Advertisement

  1. ITV Report

Move sugary snacks away from checkouts and shop entrances, obesity campaigners say

Sugary snacks should be given less prominence in supermarkets, campaigners say. Credit: PA

Supermarkets should stop selling sugary snacks alongside checkouts or near shop entrances in a bid to reduce childhood obesity, health campaigners have said.

The Obesity Health Alliance (OHA) believes that families are being bombarded with sugary promotions when they go shopping, and that restrictions on the placement of unhealthy food and drinks in prominent locations of supermarkets is urgently needed and should be restricted by the Government.

The OHA visited the five biggest supermarket chains in the UK – Aldi, Asda, Morrisons, Sainsbury’s and Tesco – to survey the types of food and drinks products promoted in the stores.

They found 43% of all food and drink products located in prominent areas such as store entrances, checkout areas and aisle ends were for food and drinks that were high in sugar.

Three of the five supermarkets surveyed had sugary food and drinks such as chocolate and sweets positioned at checkout areas.

These included Asda, where 73% of food and drink products promoted at checkouts were sugary foods including sweets and chocolate bars, Morrisons, where 47% were, and Aldi, where 30% of food and drink products promoted at checkouts were sugary foods including flapjacks and popcorn.

The use of movable free-standing display units (FSDUs) to promote sugary products was particularly common, with 79% of products in them being sugary foods.

When unhealthy foods are given more prominence in shops, sales of them increase. Credit: PA

Evidence shows when products are placed in convenient and eye-catching locations, such as at shop entrances, checkouts or aisle ends, sales of these products increase.

Promotions for unhealthy food and drinks encourage shoppers to buy more and consume excess sugar and calories.
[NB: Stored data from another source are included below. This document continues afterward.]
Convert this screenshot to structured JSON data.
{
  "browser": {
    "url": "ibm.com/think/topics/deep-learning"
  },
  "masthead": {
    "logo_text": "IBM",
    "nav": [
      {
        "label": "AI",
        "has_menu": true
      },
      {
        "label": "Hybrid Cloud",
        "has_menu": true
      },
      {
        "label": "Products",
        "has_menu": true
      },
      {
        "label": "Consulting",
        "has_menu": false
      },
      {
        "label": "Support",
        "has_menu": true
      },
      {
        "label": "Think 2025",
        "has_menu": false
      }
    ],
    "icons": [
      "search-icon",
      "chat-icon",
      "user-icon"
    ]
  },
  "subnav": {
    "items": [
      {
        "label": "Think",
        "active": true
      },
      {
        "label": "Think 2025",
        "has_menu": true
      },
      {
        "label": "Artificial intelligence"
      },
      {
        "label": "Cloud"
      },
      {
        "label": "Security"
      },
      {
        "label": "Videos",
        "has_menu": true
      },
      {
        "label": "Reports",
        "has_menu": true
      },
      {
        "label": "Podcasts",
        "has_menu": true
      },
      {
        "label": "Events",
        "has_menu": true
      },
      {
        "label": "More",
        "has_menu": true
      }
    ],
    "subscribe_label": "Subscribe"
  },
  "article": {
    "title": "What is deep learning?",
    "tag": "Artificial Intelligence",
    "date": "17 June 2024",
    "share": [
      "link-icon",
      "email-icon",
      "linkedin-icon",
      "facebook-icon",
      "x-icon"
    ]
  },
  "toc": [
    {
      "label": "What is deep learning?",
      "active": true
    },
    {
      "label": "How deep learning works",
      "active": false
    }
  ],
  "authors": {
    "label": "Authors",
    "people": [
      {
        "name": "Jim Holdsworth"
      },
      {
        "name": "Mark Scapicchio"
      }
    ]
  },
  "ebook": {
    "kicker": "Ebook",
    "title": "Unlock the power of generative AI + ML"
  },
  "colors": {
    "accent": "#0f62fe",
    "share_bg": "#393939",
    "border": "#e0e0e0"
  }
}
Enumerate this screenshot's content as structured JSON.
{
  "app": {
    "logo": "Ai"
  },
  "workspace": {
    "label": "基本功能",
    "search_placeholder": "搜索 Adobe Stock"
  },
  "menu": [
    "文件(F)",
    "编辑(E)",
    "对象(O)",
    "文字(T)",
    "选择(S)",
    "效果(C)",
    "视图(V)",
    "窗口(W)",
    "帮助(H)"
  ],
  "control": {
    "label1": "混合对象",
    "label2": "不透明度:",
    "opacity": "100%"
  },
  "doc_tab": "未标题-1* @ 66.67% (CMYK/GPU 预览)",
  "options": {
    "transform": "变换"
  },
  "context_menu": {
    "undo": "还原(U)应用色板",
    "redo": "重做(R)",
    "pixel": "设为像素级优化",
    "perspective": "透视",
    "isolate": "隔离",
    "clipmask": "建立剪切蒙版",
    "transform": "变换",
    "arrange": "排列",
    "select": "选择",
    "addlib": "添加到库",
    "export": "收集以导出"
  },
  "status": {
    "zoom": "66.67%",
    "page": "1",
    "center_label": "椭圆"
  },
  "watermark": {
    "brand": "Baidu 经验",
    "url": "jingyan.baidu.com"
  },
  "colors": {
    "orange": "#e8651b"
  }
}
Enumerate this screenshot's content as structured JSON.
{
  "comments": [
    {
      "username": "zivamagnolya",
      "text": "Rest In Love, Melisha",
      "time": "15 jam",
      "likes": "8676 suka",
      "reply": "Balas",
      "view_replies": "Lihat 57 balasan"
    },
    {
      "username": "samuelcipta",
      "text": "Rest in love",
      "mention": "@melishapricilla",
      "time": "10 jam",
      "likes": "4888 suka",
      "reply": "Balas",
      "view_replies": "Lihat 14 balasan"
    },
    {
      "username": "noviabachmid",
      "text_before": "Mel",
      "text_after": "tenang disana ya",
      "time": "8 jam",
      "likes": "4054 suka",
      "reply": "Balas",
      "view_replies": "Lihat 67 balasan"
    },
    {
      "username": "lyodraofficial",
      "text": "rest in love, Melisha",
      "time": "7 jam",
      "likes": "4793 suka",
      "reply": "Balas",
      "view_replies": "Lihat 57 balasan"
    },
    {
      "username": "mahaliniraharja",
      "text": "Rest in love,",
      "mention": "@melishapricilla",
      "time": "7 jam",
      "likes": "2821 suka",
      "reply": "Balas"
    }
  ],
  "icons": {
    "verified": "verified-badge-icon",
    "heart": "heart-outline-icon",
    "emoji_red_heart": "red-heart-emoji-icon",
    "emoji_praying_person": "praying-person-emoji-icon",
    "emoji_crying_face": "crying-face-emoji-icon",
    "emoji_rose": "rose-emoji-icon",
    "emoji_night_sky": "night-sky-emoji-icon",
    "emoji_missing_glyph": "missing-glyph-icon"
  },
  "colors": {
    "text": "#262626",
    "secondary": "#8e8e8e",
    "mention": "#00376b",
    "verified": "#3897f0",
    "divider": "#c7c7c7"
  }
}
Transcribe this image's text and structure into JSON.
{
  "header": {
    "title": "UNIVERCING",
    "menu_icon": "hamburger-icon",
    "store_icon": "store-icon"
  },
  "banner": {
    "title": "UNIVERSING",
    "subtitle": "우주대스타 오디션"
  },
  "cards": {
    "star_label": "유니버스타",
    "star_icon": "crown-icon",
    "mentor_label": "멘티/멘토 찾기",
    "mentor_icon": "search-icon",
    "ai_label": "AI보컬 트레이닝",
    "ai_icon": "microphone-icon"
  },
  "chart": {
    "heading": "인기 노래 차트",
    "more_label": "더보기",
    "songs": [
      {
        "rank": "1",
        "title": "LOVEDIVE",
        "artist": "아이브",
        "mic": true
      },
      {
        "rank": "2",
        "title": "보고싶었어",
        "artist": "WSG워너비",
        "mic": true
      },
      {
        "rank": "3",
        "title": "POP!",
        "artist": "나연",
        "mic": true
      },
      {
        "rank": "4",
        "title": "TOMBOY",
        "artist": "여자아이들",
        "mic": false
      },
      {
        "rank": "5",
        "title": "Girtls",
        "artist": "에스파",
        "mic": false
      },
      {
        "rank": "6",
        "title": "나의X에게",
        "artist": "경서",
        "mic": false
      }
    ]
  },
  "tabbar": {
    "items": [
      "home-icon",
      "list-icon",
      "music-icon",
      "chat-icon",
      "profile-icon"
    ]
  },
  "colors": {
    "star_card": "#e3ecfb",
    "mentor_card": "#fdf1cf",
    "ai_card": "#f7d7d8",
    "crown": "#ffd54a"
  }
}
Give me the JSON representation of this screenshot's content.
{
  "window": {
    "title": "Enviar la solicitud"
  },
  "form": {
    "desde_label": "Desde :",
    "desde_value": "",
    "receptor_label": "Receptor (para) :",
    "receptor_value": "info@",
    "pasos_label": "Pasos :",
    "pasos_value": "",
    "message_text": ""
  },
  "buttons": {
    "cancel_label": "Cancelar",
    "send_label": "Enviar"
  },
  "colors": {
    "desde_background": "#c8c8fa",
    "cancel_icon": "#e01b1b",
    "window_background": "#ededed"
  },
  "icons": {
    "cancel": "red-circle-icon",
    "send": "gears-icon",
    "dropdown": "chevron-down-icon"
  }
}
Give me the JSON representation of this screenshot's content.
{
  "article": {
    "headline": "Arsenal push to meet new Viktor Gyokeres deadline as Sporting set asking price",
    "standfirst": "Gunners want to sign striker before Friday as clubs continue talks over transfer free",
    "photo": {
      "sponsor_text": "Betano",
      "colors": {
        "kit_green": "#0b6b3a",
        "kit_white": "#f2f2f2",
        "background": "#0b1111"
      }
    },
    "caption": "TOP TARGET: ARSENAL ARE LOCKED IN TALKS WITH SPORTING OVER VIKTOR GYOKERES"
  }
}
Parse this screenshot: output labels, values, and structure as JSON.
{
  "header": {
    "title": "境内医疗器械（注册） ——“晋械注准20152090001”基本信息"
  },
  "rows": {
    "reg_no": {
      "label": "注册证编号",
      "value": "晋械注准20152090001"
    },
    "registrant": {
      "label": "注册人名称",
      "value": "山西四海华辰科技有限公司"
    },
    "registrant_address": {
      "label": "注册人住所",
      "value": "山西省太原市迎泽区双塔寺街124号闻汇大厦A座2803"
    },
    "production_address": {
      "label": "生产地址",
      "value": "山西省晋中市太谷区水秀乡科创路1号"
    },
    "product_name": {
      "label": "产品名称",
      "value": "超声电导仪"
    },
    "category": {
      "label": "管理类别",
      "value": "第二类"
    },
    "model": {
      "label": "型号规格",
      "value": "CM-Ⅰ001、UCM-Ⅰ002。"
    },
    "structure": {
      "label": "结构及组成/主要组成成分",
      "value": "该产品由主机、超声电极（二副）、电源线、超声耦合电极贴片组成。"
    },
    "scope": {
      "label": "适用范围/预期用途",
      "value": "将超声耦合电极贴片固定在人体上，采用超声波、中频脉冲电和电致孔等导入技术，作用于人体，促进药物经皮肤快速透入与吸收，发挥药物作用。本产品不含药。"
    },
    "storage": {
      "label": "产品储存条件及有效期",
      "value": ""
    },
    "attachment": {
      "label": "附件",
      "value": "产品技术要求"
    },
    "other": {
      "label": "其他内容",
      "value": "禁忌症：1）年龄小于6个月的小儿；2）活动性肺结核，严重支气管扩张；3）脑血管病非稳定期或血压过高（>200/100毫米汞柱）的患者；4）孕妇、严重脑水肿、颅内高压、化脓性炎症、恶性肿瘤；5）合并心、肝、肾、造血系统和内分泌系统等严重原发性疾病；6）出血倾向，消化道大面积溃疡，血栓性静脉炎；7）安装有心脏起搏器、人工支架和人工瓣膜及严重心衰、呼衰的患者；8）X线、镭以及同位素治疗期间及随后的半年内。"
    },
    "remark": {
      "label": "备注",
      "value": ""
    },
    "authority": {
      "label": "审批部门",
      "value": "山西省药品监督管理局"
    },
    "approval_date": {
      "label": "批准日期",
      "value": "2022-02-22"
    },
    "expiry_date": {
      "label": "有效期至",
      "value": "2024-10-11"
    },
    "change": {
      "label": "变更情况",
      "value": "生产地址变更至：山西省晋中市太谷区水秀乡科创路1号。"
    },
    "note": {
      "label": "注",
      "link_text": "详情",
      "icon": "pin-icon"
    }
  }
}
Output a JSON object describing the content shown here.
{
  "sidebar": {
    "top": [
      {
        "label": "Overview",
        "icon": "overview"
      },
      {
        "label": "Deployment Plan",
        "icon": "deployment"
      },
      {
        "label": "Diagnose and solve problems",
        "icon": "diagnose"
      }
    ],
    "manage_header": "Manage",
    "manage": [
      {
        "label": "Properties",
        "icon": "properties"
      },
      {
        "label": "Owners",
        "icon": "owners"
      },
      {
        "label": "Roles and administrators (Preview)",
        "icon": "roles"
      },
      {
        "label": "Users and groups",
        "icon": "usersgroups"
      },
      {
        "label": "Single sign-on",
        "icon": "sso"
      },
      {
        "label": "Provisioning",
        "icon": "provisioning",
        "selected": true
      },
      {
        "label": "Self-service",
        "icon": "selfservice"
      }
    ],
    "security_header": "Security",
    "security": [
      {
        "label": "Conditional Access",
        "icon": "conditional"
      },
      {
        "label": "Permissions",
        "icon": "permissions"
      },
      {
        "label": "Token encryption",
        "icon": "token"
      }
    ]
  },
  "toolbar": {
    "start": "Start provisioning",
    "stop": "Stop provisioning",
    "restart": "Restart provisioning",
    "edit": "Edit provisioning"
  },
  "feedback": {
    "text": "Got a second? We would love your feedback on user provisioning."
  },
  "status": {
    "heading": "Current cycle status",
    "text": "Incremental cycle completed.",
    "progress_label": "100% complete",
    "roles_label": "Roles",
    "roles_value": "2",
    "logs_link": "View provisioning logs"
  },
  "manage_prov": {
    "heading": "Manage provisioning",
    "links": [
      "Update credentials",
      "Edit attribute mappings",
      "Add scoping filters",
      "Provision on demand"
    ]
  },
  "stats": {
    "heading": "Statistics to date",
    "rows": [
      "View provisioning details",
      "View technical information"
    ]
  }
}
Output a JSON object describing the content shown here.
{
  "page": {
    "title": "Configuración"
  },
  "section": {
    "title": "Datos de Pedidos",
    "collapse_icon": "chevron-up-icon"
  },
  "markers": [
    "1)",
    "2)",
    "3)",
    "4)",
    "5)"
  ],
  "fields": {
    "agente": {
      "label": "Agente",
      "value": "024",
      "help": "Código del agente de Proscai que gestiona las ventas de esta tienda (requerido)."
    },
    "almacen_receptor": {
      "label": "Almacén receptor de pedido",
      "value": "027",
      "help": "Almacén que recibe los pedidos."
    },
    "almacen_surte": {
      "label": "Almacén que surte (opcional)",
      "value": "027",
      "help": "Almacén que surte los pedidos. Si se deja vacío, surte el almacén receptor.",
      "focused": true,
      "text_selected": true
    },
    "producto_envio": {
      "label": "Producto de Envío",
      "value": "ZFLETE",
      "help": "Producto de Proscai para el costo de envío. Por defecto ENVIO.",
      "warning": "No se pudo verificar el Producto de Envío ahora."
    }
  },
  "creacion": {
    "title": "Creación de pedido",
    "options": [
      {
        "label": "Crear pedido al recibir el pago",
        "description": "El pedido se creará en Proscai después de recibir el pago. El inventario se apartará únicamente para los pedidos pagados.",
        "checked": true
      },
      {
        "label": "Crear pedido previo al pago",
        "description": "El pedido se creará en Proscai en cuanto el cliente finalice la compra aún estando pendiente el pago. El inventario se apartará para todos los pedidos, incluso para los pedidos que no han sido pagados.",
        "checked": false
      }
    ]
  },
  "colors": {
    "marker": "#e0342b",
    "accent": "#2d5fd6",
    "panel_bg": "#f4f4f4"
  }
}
More than a third of children are classified as overweight or obese by the time they leave primary school aged 11, which increases their risk of developing conditions such as Type 2 diabetes, cancer, heart and liver disease in later life.

OHA said many products placed in these prominent places items included in Public Health England’s (PHE) sugar reduction programme due to their significant contribution to children’s sugar consumption or drinks subject to the soft drinks industry levy.

Less than 1% of food and drink products located in high-profile areas were fruit or vegetable products.

Obesity increases the risk of developing conditions such as Type 2 diabetes, cancer, heart and liver disease. Credit: PA

OHA said the visibility of products in shops influences what consumers choose to buy.

OHA lead Caroline Cerny said: “We know that where products are located in shops influences how likely we are to purchase them.

“Sugary treats prominently displayed at checkouts or store entrances will be highly tempting to anyone but especially children who will then likely pester their parents to buy them.

“With more than one in three children leaving primary school with a weight classified as overweight or obese, it is clear that action is needed to create healthier environments for families across the country.

“Our survey shows that some supermarkets seem to be taking positive steps to limit where they promote unhealthy food, but we need a level playing field.

“That’s why the OHA is calling on Government to restrict the placement of unhealthy food and drinks in high-profile locations in supermarkets to help families make healthier choices when shopping”.